Bu sabah yüz defa uyanınca, altı buçuk gibi kalktım yataktan. Mutfağımı toparladım. Dün aldığım simitle kahvaltımı yaptım. Bilgehan'ın kahvaltısını, öğle yemeğini hazırlayıp onu yolcu ettim. Buzdolabına tıkıştırdığım meyveleri yıkadım. Pirinç suya koydum. Tavuk haşladım suyuna çorba yapmak için.
Bir saat sonra sporum var. Kitabımı okuyarak onu bekleyeceğim. Hımmm, ya da hazır başka işim yokken market alış verişi yapayım.
İşte böyle bir sabah. Ağustos ağustosluğunu yapmadığını hissetmiş olacak ki son gününde sıcak ve yapış yapış. Bir yaz sonu daha geldi. Yaz sonlarının hüzün vermesi ne tuhaf. Oysa sonbaharı da kışı da çok severim. İlginç bir şekilde fark ettim ki, yılbaşı ocak ayında ama yıl sonu ağustosla bitiyor benim için :)
Amma gevezeliğim varmış.
Haydi nostaljiye bakalım :)
16 Mart 2016 Çarşamba
Üstümü Başımı Silkeledim
Bu çiçeğin ismini bilmiyorum. Bütün saksılarıma dağılmış. Minicik birşey ama yayıldıkça yayılmış tek başına farkına bile varılmayacak olmasına rağmen çiçeklenip dikkatimi çekmeyi başarmış.. İyilik gibi, sessiz sakin, kendi yolunda. Umursamadan büyük ve şaşalı şeyleri..
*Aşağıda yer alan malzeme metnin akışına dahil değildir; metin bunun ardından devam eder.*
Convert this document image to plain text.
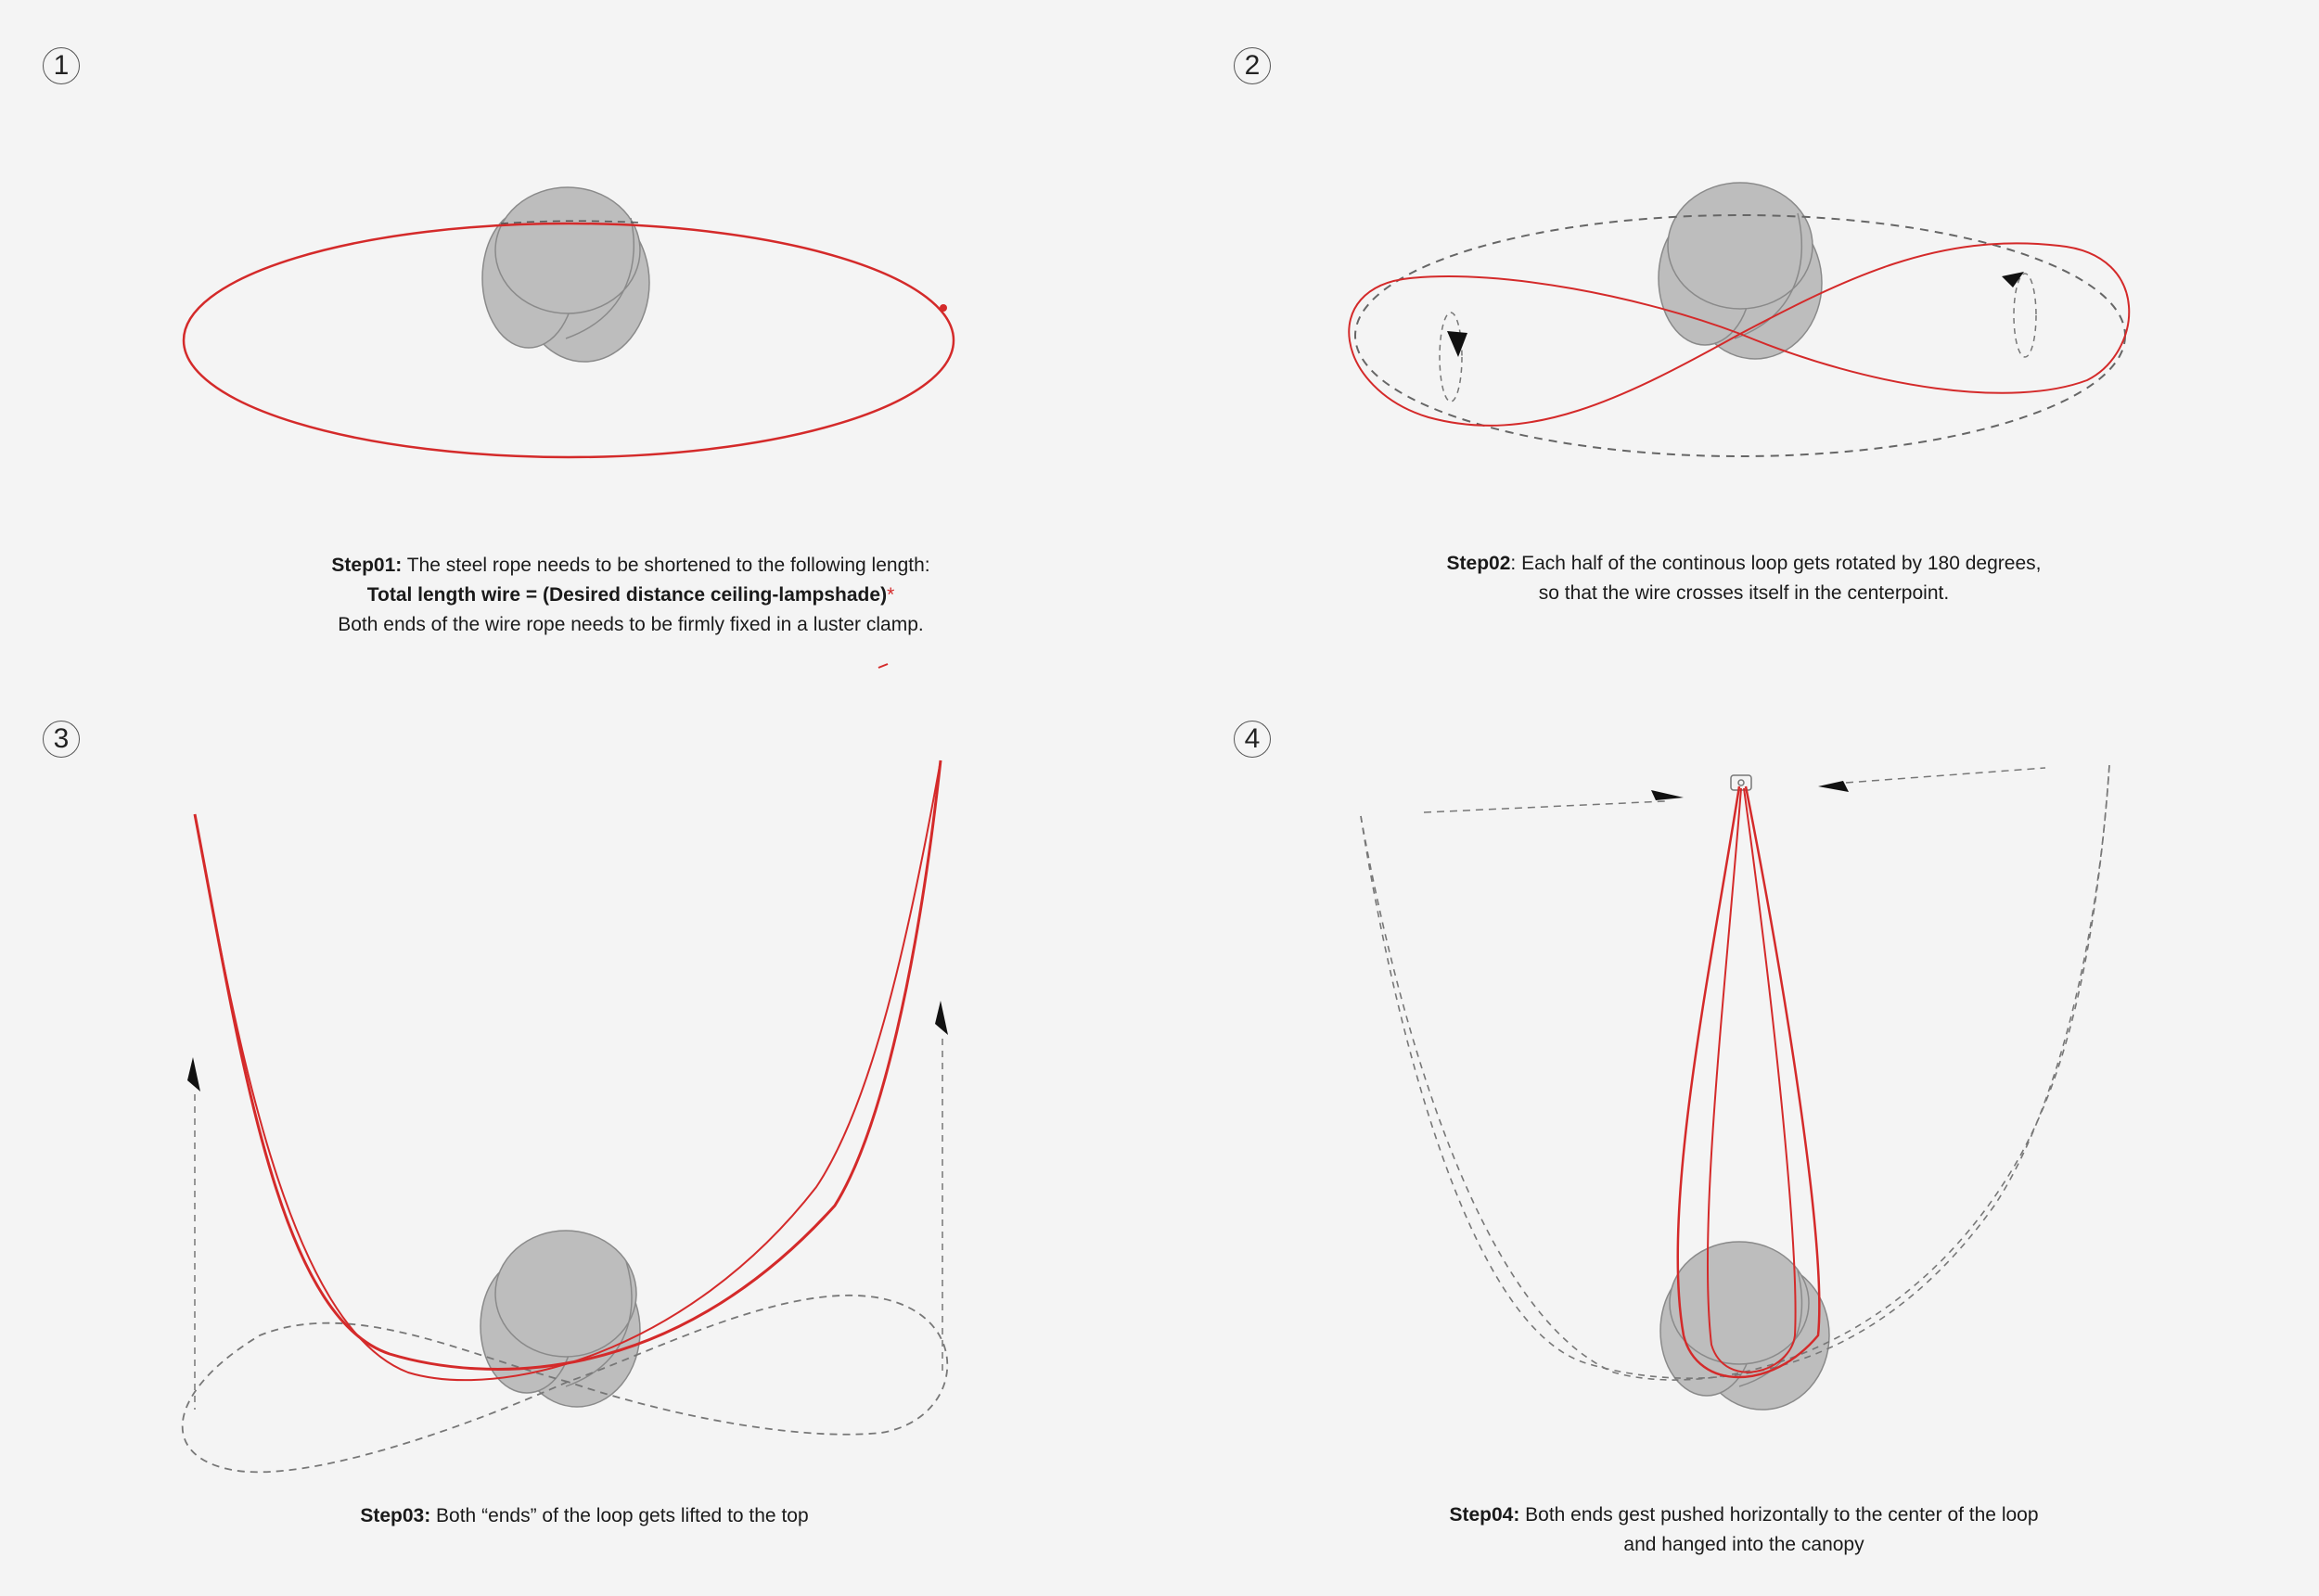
1
Step01: The steel rope needs to be shortened to the following length:
Total length wire = (Desired distance ceiling-lampshade)*
Both ends of the wire rope needs to be firmly fixed in a luster clamp.
2
Step02: Each half of the continous loop gets rotated by 180 degrees,
so that the wire crosses itself in the centerpoint.
3
Step03: Both “ends” of the loop gets lifted to the top
4
Step04: Both ends gest pushed horizontally to the center of the loop
and hanged into the canopy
Bunu da bilmiyorum. Çam ağacına benziyor. Fıstık çamı mı acaba diye şüpheleniyorum. Bir gün ekivermişim, can bulmuş.. Belki birilerinin yüreğine de farkında olmadan ektiğim güzellik tohumları vardır fikrini sunmuş..
Bu budanmış bir ağacın dalları. Minik tomurcuklarıyla yerde gördüğümde dayanamayıp bir kaç tanesini vazoya yerleştirmiştim. Kolay kolay yıkılmam diyerek yapraklanıyor, koskocaman bir ağaç olduğunu unutma dercesine..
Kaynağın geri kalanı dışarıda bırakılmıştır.